The global catalog is a partial read only searchable copy of all objects in the forest. It speeds up searches for objects that might be stored on all domain controllers in the forest.
Active Directory schema contains formal definitions of every object class that can be created in an Active Directory forest and contains formal definitions of every attribute that can exist in an Active Directory object. It is sometimes referred to as blueprint for ADDS. Any changes that are made to the schema are replicated to every domain controller in the forest from the schema master holder.
The Active Directory database is organized in partitions, each holding specific object types and following a specific replication pattern.
Configuration Partition: This partition contains information on the physical structure and configuration of the forest (such as the site topology). Replicate all domains in the Forest.
Schema Partition: Partition contains the definition of object classes and attributes within the Forest. Replicate all domains in the Forest.
Domain Partition: Partition contains all objects created in that domain and replicates only within its domain.
Application Partition: Partition contains Information about the application.
ADDS information is stored within the directory database. ADDS database uses Microsoft jet database technology and stores the directory information in the Ntds.dit file and associated log files. those files are stored in the C:\Windows\NTDS folder by default.
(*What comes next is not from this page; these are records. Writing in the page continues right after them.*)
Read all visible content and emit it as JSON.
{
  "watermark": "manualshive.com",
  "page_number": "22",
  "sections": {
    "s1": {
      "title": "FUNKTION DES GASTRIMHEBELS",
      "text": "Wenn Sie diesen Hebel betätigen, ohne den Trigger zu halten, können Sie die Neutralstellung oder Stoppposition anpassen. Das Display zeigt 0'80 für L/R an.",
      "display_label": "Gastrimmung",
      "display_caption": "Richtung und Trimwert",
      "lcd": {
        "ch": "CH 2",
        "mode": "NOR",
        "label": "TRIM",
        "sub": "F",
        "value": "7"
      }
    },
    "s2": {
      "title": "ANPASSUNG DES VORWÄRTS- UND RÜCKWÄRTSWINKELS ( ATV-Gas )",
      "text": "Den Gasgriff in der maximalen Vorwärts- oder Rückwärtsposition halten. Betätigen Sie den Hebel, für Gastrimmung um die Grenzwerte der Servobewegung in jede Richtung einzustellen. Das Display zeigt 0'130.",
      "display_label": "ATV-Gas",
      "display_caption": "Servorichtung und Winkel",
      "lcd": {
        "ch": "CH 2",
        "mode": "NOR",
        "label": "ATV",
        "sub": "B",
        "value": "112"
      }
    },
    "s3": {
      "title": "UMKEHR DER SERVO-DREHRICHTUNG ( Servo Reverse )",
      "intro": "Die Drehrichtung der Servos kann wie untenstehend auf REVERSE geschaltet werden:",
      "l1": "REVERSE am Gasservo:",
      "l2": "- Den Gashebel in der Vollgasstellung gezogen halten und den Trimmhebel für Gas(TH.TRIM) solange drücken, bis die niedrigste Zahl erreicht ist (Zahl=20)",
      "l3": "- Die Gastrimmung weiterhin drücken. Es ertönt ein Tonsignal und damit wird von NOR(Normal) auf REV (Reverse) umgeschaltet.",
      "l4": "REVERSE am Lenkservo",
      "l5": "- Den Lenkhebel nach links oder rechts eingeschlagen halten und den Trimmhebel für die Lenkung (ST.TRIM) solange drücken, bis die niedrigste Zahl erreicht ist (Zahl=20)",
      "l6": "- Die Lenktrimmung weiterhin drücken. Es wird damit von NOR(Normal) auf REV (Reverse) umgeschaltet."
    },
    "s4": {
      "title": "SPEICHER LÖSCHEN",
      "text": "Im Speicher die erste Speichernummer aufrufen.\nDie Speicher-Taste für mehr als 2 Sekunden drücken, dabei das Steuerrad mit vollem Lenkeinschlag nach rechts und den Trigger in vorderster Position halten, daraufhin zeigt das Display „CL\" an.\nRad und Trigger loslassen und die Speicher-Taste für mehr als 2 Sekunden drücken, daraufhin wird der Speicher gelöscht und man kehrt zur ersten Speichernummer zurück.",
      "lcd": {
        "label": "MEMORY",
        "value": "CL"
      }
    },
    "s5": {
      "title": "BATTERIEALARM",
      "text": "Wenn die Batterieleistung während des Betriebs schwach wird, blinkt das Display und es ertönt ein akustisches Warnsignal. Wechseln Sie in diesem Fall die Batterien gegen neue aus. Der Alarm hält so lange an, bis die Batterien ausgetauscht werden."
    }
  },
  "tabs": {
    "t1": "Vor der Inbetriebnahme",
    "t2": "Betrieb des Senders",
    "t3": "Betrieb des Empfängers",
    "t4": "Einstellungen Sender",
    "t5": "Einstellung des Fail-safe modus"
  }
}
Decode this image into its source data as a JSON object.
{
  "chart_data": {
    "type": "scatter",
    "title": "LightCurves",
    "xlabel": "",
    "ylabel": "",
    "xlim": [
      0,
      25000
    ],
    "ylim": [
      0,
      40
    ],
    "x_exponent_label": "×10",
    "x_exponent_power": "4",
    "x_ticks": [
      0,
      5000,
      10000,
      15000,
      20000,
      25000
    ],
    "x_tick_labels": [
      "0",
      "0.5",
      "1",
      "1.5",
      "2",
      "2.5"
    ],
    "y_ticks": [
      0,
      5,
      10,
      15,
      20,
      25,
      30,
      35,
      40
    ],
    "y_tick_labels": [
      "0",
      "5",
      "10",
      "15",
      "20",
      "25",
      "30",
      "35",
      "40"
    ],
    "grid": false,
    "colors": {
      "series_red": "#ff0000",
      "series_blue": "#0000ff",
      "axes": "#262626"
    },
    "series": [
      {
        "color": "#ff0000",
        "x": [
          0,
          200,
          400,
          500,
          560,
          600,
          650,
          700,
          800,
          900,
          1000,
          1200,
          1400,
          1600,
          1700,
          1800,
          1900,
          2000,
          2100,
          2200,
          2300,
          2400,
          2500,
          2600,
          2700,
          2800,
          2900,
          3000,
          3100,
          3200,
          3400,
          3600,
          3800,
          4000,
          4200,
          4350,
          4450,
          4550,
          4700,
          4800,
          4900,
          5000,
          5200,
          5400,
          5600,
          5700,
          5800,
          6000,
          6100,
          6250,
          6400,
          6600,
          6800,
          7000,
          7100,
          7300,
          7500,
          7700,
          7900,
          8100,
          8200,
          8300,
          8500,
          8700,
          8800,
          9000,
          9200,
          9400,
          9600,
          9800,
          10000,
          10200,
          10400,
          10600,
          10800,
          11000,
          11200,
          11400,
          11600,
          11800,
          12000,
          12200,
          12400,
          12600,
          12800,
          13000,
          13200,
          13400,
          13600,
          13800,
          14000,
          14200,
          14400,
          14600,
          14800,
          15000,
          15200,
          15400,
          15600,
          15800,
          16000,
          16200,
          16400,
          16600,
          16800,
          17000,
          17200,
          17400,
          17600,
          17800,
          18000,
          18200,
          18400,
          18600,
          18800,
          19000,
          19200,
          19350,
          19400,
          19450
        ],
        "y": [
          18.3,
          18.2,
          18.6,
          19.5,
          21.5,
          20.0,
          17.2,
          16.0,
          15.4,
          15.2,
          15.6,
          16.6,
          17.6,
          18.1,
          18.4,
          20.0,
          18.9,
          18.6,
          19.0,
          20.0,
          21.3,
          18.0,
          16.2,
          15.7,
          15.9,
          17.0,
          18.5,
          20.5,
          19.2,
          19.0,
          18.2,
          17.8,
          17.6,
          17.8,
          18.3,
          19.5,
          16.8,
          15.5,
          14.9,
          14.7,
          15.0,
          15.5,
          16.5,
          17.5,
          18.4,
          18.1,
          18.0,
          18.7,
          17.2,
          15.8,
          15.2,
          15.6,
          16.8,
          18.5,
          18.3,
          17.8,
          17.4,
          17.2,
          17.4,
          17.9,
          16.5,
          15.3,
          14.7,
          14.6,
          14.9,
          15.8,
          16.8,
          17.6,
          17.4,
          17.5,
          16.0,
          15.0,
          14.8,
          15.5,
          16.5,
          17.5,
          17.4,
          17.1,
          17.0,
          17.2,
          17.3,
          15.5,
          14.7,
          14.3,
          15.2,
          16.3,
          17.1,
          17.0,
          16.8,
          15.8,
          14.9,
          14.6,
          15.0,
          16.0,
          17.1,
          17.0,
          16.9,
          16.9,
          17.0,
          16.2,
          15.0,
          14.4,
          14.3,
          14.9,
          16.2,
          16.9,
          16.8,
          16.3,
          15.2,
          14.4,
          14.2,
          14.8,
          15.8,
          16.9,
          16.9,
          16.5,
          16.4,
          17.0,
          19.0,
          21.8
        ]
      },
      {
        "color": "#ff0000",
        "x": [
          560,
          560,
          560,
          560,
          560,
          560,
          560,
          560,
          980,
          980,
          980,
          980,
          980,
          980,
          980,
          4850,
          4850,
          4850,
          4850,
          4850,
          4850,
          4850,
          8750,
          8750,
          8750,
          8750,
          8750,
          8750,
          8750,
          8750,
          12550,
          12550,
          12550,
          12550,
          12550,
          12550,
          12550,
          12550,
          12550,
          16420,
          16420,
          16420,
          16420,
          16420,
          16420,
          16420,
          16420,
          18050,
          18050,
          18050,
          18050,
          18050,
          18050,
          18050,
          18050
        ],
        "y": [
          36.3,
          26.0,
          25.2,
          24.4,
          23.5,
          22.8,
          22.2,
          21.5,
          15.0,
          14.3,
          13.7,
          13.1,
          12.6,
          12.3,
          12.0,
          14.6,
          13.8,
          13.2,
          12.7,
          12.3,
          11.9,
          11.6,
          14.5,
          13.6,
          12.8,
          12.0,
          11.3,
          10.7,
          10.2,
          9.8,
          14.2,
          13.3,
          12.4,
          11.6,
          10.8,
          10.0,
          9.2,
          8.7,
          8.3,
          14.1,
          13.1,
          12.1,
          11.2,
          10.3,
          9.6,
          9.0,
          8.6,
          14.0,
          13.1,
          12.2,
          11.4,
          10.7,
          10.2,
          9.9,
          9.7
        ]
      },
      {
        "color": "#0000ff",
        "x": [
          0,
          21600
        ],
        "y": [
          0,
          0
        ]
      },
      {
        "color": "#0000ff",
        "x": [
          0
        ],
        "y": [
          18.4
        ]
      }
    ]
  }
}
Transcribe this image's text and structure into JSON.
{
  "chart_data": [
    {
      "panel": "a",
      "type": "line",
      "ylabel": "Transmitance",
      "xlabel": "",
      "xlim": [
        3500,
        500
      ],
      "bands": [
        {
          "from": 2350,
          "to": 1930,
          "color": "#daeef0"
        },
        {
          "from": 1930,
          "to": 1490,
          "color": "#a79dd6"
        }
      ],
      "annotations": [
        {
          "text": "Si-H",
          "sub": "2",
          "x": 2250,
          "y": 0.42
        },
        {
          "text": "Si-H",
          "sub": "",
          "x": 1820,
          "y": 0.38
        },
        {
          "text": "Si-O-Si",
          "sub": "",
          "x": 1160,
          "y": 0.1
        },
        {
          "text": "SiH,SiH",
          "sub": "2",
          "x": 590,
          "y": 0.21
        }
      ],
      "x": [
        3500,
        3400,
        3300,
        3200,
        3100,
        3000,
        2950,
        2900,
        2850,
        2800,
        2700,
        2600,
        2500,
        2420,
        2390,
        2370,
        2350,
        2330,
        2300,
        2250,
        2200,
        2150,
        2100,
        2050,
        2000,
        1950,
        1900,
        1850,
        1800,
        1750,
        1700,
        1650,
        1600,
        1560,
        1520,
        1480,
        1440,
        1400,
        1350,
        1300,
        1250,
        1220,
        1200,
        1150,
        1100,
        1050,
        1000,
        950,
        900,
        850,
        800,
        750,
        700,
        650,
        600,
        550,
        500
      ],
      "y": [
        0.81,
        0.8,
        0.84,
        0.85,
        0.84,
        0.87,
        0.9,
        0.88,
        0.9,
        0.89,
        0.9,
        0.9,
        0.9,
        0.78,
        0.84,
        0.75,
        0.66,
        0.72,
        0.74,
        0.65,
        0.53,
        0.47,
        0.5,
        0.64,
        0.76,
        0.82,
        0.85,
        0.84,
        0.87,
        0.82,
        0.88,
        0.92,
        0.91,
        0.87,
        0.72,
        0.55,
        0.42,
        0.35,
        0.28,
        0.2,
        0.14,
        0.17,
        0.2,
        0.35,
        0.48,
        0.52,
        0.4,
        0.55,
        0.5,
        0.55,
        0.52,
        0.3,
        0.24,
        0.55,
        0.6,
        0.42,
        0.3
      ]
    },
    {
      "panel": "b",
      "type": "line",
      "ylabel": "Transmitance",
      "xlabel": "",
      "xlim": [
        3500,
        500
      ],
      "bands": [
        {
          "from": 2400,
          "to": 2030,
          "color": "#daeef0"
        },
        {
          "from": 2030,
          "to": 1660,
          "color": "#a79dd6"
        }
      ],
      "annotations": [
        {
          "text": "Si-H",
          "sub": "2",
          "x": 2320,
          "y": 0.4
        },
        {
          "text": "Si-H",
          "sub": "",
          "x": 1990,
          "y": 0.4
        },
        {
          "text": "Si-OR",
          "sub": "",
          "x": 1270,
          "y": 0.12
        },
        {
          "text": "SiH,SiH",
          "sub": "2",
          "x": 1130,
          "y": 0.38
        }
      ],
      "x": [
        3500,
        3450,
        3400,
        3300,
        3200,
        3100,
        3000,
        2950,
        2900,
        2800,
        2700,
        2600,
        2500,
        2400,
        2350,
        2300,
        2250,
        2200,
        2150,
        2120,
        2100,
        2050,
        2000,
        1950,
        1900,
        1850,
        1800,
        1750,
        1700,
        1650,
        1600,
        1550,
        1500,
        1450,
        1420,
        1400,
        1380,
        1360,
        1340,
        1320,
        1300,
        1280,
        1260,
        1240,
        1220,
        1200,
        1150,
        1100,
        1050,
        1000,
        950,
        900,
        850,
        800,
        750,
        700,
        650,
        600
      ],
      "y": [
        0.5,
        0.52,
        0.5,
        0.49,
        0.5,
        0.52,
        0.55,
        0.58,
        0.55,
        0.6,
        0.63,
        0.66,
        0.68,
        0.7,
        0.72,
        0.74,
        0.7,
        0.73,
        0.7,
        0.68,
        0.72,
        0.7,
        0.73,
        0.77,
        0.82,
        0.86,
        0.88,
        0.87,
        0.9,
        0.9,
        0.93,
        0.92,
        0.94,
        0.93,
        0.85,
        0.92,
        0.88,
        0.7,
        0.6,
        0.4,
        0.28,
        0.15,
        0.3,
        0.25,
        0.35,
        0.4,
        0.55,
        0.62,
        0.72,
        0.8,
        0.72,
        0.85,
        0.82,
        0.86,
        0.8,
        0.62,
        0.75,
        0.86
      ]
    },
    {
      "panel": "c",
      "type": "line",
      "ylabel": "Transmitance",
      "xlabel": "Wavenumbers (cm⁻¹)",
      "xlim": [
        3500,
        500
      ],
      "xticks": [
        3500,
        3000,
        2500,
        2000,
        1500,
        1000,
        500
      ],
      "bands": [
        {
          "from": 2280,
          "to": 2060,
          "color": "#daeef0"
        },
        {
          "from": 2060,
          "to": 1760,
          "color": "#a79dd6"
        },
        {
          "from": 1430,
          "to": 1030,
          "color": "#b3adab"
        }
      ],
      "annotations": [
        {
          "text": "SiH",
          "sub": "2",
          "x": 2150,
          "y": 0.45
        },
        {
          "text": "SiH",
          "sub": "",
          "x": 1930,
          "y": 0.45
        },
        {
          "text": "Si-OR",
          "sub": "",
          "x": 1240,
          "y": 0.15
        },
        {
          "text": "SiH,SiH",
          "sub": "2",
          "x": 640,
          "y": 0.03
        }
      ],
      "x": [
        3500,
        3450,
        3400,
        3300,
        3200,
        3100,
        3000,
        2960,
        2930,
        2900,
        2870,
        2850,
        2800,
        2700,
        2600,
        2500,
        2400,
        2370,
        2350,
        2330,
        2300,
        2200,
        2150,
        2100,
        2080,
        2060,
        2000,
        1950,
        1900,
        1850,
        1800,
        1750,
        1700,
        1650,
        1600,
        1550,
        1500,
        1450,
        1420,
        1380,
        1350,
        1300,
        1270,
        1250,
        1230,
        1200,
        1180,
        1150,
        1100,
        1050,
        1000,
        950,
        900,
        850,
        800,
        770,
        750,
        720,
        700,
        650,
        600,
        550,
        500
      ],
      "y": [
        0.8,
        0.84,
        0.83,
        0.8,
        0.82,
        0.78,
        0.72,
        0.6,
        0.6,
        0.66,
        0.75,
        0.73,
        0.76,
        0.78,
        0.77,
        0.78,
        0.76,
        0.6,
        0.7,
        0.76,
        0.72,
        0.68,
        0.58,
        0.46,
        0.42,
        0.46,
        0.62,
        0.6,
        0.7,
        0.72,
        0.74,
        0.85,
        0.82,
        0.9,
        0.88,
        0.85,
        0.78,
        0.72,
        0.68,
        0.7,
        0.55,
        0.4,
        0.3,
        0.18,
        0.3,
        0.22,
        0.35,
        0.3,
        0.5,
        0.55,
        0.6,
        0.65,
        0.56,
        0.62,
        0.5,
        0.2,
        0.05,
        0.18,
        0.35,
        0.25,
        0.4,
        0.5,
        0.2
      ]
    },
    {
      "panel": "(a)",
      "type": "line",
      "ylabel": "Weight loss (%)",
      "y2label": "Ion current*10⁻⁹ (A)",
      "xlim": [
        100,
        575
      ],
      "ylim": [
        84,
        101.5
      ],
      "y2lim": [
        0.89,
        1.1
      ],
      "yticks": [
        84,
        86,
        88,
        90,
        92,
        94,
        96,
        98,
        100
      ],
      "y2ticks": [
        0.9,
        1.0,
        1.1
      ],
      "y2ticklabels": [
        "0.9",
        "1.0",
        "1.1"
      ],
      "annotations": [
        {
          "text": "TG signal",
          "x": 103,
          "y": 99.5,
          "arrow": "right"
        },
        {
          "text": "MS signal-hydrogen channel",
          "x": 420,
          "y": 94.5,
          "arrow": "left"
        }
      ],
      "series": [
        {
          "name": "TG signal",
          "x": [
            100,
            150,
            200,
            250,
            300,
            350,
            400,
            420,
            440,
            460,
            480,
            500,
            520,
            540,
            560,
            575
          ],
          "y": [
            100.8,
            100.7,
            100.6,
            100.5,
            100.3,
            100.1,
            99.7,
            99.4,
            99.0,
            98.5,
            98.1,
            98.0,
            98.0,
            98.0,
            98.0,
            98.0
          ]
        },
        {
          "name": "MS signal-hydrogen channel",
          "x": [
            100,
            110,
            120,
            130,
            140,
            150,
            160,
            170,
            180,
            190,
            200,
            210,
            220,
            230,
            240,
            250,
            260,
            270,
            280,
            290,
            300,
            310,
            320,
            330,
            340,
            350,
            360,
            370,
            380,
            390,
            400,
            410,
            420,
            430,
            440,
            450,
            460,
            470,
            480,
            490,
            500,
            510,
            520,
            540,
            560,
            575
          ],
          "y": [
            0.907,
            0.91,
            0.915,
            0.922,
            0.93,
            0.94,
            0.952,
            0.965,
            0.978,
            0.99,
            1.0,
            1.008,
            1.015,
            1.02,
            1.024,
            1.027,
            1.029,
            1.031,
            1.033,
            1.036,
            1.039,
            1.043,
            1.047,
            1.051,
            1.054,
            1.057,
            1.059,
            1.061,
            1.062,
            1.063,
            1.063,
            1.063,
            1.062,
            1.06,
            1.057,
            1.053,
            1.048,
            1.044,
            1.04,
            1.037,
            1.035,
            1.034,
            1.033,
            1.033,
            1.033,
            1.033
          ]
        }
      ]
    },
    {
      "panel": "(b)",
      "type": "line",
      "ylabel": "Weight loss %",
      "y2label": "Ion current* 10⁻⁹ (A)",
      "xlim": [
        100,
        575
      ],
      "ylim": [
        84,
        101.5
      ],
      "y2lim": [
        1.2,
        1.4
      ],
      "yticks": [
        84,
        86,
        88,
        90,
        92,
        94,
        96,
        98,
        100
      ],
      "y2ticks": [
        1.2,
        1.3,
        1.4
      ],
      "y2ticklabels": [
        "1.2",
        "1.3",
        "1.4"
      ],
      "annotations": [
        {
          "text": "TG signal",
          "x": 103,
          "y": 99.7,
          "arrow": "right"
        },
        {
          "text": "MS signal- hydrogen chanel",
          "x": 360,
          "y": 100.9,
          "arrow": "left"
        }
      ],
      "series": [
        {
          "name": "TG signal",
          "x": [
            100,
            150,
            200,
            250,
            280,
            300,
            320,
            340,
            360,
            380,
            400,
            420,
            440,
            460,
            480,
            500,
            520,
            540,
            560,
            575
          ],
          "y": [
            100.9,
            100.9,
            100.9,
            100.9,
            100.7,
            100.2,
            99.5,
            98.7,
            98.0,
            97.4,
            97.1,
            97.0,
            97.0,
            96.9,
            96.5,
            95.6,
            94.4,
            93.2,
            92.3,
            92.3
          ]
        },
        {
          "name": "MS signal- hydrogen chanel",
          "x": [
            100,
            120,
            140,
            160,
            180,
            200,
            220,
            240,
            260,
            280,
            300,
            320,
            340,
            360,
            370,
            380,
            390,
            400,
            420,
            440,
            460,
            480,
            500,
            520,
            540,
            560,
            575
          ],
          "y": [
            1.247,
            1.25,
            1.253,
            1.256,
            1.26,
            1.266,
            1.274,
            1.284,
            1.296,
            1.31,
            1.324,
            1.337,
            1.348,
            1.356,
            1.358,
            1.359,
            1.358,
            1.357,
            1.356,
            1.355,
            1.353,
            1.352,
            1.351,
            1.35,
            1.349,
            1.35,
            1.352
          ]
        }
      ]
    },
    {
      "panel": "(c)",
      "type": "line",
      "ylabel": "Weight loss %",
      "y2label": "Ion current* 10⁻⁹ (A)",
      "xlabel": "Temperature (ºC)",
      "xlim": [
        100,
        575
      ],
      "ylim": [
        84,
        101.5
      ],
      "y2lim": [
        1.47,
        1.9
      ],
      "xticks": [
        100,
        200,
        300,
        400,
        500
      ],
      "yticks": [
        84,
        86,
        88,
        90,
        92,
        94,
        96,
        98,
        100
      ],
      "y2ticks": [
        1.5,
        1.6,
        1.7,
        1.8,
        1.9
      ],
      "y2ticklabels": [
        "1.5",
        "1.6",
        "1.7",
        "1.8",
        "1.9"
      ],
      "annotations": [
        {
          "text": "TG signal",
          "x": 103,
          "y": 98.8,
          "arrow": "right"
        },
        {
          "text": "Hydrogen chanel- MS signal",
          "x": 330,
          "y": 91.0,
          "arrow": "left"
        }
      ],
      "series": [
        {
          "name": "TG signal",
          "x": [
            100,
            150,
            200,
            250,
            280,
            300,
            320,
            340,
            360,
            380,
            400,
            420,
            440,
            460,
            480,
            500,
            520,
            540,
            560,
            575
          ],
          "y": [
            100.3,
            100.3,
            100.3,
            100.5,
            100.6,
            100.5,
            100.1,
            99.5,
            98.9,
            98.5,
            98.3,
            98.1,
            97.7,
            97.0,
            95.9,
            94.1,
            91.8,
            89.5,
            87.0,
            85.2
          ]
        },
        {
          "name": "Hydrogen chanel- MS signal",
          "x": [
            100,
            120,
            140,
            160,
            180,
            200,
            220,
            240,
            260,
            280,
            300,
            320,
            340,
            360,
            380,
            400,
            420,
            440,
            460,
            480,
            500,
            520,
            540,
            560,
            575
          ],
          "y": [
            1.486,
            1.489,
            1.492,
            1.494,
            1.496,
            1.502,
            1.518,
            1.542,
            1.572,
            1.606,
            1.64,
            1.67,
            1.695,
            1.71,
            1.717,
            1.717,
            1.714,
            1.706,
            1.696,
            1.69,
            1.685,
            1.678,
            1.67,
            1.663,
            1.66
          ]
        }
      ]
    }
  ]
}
An Active Directory site is a set of computers in one or more IP subnets connected using Local Area Network (LAN) technologies, or as a set of LANs connected by a high-speed backbone. Separate sites are connected by a link that is slower than LAN speed.
RODC (Read only domain controller)
Read only domain controller (RODC) is a server that contains read only a copy of an active directory database and responds to security authentication requests.
Security groups are Used to assign permissions to shared resources. Default security groups are created automatically when you create an Active Directory, these predefined groups are used to control access to shared resources.
Administrators: Members of the Administrators group have complete and unrestricted access to the computer, or if the computer is promoted to a domain controller, members have unrestricted access to the domain.
Schema Admins: Members of the Schema Admins group can modify the Active Directory schema. This group exists only in the root domain of an Active Directory forest of domains.
Domain Users: The Domain Users group includes all user accounts in a domain. When you create a user account in a domain, it is automatically added to this group.
Group Policy Creator Owners: This group is authorized to create, edit, or delete Group Policy Objects in the domain. By default, the only member of the group is the Administrator.
Remote Desktop Users: The Remote Desktop Users group on an RD Session Host server is used to grant users and groups permission to remotely connect to an RD Session Host server.
Backup Operators: Members of the Backup Operators group can back up and restore all files on a computer, regardless of the permissions that protect those files. Backup Operators also can log on to and shut down the computer.
Active Directory Objects
Objects in Active Directory (AD) are entities that represent resources that are present in the AD network.AD objects are characterized by a set of information. Each piece of information is called an AD object attribute.
Active Directory object attributes
Active Directory (AD) object attributes are pieces of information or data that define the properties of the objects, for example, a user object in Active Directory will have attributes such as their First Name, Second Name, Manager Name.
Active Directory SYSVOL
SYSVOL is simply a folder that resides on each and every domain controller within the domain. It contains the domain’s public files that need to be accessed by clients and kept synchronized between domain controllers. SYSVOL folder location is C:\Windows\SYSVOL, the location can be moved to another location during the promotion of a domain controller.